O Conselho Nacional da Ordem dos Advogados do Brasil (OAB) pediu ao ministro do Supremo Tribunal Federal (STF), Alexandre de Moraes, que autorize a visita do pré-candidato à Presidência da República, Flávio Bolsonaro (PL), ao ex-presidente Jair Bolsonaro na condição de advogado. De acordo com o documento enviado à Suprema Corte, Bolsonaro possui Flávio como “parte de sua defesa técnica, estando ele regularmente constituído e habilitado no processo”.

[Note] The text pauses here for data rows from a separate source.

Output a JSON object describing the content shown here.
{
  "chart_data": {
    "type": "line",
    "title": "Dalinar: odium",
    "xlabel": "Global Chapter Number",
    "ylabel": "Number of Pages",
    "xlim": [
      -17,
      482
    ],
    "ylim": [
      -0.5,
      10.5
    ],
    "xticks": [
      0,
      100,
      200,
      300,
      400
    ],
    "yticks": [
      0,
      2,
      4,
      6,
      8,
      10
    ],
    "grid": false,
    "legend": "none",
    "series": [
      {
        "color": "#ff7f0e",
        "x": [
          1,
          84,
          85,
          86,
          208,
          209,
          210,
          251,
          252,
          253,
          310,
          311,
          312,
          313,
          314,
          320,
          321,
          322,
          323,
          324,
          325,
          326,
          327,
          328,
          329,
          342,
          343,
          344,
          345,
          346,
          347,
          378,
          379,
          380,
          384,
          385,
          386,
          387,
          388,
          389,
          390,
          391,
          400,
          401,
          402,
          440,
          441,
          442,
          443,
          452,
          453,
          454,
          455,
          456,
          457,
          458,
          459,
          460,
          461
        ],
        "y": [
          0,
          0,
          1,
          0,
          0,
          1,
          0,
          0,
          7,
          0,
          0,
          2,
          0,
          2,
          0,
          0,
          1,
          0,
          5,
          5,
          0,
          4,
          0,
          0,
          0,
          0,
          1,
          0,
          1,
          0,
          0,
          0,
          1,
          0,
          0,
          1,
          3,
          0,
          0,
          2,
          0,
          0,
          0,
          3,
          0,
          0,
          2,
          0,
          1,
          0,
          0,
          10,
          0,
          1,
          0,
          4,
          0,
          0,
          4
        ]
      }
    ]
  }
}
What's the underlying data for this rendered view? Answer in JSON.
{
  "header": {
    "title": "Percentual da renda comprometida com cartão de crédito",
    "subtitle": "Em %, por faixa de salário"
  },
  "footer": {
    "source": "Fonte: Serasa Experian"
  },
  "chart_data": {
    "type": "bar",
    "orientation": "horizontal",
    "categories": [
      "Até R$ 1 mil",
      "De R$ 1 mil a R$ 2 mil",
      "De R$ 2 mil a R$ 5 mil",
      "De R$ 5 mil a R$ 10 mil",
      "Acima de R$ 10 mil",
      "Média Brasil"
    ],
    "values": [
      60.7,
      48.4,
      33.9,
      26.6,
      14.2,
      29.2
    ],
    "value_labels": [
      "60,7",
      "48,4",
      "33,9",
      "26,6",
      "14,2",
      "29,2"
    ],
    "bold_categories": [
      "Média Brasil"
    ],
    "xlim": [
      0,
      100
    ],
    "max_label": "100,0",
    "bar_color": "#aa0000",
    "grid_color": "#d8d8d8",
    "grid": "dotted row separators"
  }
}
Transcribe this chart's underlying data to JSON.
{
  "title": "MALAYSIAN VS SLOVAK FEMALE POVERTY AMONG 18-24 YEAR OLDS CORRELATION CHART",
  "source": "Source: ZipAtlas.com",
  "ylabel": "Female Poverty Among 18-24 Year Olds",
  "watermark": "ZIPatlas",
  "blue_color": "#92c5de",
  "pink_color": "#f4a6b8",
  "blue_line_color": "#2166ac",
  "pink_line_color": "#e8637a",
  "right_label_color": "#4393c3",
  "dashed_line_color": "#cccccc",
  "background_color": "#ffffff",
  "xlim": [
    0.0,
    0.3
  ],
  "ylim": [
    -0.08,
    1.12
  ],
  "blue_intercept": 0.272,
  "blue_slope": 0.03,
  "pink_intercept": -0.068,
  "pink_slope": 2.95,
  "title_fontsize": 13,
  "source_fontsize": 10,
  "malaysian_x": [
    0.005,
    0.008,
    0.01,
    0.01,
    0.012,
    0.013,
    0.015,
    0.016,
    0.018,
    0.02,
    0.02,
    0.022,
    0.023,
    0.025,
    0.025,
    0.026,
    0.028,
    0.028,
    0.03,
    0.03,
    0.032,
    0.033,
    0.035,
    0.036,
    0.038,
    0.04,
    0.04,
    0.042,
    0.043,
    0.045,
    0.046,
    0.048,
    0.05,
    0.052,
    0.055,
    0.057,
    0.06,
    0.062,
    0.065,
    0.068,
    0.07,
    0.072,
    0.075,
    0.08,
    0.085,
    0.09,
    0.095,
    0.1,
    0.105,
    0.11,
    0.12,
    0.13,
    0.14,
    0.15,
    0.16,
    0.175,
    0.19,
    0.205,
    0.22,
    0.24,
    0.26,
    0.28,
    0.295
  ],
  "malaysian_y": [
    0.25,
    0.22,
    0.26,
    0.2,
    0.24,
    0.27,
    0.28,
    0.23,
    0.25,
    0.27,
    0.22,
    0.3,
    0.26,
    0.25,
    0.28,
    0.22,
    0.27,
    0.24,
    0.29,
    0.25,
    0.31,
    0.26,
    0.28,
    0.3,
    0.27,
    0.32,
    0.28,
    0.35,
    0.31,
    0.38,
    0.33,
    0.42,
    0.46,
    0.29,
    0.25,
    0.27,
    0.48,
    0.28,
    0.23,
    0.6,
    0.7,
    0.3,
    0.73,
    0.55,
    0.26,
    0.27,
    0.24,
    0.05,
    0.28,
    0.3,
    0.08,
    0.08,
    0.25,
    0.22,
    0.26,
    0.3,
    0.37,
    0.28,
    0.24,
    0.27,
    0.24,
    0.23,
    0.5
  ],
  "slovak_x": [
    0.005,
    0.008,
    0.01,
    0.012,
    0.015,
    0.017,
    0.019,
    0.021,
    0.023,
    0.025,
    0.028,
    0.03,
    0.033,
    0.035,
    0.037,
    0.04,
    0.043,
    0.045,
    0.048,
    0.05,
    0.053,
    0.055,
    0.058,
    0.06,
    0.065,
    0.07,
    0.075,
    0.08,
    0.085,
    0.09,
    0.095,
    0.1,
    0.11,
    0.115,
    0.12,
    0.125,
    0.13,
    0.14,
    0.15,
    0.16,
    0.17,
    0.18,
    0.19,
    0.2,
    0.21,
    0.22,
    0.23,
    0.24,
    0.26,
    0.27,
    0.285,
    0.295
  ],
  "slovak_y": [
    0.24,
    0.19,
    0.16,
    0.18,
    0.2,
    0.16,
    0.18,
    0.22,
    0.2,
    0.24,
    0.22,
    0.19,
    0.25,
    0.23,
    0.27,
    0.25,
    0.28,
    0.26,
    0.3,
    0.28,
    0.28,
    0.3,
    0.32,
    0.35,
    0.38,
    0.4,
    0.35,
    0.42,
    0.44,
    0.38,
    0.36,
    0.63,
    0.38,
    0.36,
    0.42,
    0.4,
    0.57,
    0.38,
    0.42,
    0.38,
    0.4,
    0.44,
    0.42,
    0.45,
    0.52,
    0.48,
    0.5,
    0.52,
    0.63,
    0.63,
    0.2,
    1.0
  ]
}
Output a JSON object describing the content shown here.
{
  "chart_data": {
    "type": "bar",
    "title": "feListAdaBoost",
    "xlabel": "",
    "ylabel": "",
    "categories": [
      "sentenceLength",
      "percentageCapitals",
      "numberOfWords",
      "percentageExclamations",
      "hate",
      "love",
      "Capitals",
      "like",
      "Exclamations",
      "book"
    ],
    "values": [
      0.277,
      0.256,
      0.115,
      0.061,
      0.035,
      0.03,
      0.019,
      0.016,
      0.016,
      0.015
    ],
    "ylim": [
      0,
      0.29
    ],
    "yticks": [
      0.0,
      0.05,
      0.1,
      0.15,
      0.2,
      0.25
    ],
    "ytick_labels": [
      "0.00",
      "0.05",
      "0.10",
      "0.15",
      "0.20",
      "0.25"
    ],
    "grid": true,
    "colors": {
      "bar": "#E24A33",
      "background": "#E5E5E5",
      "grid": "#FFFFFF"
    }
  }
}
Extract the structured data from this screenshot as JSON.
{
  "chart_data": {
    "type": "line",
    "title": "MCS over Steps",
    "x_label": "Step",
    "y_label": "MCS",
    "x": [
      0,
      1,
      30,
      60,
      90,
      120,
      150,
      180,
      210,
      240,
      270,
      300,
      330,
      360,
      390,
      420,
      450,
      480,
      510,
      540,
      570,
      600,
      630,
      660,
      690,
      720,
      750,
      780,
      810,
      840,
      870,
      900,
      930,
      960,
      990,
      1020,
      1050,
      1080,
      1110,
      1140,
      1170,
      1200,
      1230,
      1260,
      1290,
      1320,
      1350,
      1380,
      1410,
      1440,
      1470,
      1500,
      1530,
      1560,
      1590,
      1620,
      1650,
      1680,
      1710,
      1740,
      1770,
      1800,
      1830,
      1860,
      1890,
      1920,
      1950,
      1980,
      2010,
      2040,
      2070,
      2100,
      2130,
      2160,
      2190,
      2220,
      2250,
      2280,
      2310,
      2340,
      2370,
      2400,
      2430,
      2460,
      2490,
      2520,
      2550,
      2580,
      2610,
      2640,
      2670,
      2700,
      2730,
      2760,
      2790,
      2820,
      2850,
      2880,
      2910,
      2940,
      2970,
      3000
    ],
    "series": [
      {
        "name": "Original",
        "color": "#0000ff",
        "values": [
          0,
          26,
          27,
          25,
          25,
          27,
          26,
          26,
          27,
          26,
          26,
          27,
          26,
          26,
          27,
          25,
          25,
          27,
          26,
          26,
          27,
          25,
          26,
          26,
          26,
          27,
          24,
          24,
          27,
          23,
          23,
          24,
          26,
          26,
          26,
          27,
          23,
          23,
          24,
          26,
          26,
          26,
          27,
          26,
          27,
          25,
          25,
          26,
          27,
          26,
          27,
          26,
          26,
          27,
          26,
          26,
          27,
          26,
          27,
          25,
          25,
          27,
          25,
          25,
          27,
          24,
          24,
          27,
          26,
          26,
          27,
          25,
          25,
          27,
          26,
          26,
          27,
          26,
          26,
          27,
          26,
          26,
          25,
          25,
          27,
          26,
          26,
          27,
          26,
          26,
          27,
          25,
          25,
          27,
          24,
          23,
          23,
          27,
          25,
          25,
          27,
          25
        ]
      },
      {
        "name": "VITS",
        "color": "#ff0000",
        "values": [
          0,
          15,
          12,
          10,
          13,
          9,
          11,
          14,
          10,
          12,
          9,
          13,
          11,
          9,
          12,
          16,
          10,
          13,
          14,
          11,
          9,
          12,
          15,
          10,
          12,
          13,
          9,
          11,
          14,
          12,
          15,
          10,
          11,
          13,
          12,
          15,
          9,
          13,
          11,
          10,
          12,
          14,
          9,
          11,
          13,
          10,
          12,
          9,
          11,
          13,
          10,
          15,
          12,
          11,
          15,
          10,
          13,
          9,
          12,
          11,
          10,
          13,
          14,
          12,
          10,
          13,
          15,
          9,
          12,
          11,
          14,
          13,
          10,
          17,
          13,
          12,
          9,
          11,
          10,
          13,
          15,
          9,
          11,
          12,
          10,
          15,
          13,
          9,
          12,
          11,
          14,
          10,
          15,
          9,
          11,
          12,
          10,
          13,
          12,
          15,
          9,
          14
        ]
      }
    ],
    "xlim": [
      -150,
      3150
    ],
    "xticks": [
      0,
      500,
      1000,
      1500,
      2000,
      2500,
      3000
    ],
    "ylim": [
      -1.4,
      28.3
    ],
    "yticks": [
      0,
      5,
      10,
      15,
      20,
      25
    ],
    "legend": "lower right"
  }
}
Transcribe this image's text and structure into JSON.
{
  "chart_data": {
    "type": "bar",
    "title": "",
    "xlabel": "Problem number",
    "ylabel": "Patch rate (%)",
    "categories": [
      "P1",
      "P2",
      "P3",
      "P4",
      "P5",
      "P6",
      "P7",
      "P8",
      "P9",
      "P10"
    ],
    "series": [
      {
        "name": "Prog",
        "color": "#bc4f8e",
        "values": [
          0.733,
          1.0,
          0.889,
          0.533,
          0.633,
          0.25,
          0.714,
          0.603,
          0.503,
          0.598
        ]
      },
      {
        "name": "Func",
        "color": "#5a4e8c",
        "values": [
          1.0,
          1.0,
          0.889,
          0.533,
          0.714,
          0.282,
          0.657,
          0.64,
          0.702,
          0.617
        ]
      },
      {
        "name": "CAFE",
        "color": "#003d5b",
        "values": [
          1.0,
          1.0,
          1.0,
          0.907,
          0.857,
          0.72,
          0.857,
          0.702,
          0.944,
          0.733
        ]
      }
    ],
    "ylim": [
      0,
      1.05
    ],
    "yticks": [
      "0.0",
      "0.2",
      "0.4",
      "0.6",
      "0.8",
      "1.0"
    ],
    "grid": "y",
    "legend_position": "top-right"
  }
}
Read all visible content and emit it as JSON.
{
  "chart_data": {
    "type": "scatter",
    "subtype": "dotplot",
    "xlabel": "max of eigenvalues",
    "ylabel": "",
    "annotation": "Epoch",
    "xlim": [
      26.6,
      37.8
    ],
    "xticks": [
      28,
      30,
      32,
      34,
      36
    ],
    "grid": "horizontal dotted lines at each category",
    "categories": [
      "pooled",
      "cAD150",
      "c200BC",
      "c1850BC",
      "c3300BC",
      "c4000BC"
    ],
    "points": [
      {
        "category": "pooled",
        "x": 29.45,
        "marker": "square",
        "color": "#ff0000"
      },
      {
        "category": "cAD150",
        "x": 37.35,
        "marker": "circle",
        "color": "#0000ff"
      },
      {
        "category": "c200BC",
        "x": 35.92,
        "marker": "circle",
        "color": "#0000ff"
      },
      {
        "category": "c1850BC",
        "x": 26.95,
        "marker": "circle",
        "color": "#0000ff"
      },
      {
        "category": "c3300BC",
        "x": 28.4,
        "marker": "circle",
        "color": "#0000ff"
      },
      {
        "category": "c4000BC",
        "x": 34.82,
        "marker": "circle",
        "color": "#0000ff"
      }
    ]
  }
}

Ainda segundo o documento, no caso específico, Flávio não é apenas um familiar ou visitante comum, mas o advogado constituído do ex-presidente, o que constitui uma garantia legal. Por isso, sustenta que restrições de natureza pessoal não devem impedir o contato necessário para o exercício da advocacia.

Diante da situação, a OAB pediu que fosse garantida a possibilidade de Bolsonaro se comunicar pessoal e reservadamente com seu advogado para finalidades estritamente profissionais. O ofício deixa claro que não interfere no mérito das demais medidas determinadas pelo STF contra Bolsonaro, solicitando a liberação do contato profissional “sem prejuízo das demais determinações judiciais vigentes”.

A equipe jurídica de Flávio Bolsonaro destacou que a medida foi imposta de forma genérica e indiscriminada, não abrindo exceção para a comunicação profissional entre advogado e cliente. Além disso, pontuou que a decisão do ministro foi imposta “de forma genérica e indiscriminada”.

Ainda no texto, Flávio destacou que a situação é agravada pelo fato de ele ser senador da República e seu cliente uma figura pública de “notoriedade ímpar”. Ele argumentou, ainda, que a proibição passa a impressão de que o ex-presidente estaria em “regime de isolamento”, o que é incompatível com o Estado Democrático de Direito.

O ofício da OAB vem após Moraes suspender, por 90 dias, o direito de visitas do senador ao pai. O ministro também determinou que a defesa do ex-presidente esclareça, em até 48 horas, se ele tinha conhecimento de que uma carta escrita durante a prisão domiciliar seria divulgada nas redes sociais do filho. A decisão também encaminha o caso ao procurador-geral eleitoral para apuração de eventual propaganda eleitoral antecipada.

Segundo Moraes, o pré-candidato à Presidência da República pelo PL utilizou a visita ao pai para obter um documento que tinha como finalidade exclusiva ser divulgado nas redes sociais, o que fere a proibição imposta ao ex-presidente de utilizar plataformas digitais, direta ou indiretamente. A medida cautelar integra as condições da prisão domiciliar humanitária concedida a Bolsonaro em março e mantida no início deste mês.

A decisão de Moraes foi embasada em um vídeo publicado por Flávio Bolsonaro no último sábado, 10, no qual o senador anunciou que faria a leitura de uma “carta aos brasileiros” escrita pelo pai. Horas depois, ele leu integralmente o texto em uma transmissão nas redes sociais. Na carta, Bolsonaro pede que seus apoiadores se unam em torno da pré-candidatura presidencial do filho e o apresenta como seu “porta-voz” e “a melhor opção para livrar o Brasil da corrupção, da violência e do empobrecimento”.